Eugene and Janna then have a mediocre nun chucks vs sticks battle (there's a lot more show-offy twirling than actual fighting) which is interrupted by the reveal of Mr. Big's identity. When things look hopeless Nicholas busts in and a bad guy grabs his shirt, which tears away like stripper pants so he can whip ass without a shirt on. Unfortunately Janna doesn't deliver the final blow to Eugene, that honour goes to Nicholas while Janna chases down Mr Big on the roof. Nicholas ends up taking a bullet in the shoulder for Janna and Mr. Big completes his movie villain checklist by falling through a glass atrium roof to his death.

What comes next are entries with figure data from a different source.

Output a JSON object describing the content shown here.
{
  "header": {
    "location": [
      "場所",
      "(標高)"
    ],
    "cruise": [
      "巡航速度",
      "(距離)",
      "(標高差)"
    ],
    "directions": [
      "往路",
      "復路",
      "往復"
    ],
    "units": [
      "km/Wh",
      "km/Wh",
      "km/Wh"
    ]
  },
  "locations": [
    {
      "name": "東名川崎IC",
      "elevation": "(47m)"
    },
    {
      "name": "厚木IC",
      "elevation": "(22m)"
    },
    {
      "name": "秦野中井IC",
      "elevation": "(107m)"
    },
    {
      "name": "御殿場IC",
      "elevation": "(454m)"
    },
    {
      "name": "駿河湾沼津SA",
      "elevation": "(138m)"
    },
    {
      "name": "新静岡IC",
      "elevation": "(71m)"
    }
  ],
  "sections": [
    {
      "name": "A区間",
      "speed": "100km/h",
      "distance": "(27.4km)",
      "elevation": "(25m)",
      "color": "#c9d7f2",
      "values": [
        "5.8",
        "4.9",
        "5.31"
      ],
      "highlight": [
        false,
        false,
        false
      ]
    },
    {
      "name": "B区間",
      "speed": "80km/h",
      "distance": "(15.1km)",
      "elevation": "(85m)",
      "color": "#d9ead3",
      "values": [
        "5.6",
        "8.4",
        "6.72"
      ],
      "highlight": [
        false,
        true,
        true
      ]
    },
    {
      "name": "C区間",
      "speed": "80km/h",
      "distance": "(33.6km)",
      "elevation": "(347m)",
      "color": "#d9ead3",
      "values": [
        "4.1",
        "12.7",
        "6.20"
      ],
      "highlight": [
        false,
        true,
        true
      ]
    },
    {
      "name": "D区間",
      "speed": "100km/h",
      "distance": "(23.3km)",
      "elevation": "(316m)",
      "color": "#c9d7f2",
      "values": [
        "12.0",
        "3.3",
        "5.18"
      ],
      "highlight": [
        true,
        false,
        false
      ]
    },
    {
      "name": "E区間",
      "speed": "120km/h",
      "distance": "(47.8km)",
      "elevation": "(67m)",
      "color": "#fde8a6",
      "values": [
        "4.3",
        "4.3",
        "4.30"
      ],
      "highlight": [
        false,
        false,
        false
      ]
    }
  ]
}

After watching the fast paced, Hong Kong styled action of the No Retreat, No Surrender series, I'd forgotten just how slow and boring most American martial arts films are (or at least were) in comparison. Most of the fights here are slow, over-edited and unimpressive. Sure this film was made nearly ten years after Rothrock's Hong Kong heyday, but this is nowhere near films like Yes, Madam or The Inspector Wears Skirts. The only times the film comes close to recapturing that era is during a fight with a little Asian guy in a garage and when she stumbles upon a convenience store robbery Seagal-style and defeats them using a roll of duct tape. Even the latter fight is ruined by awful cartoon sound effects, including tweeting birds when someone is dazed. I can't say I've seen too many of Rothrock's American films, but apparently this is considered one of the better ones. If that's the case I'm not sure I want to see any more.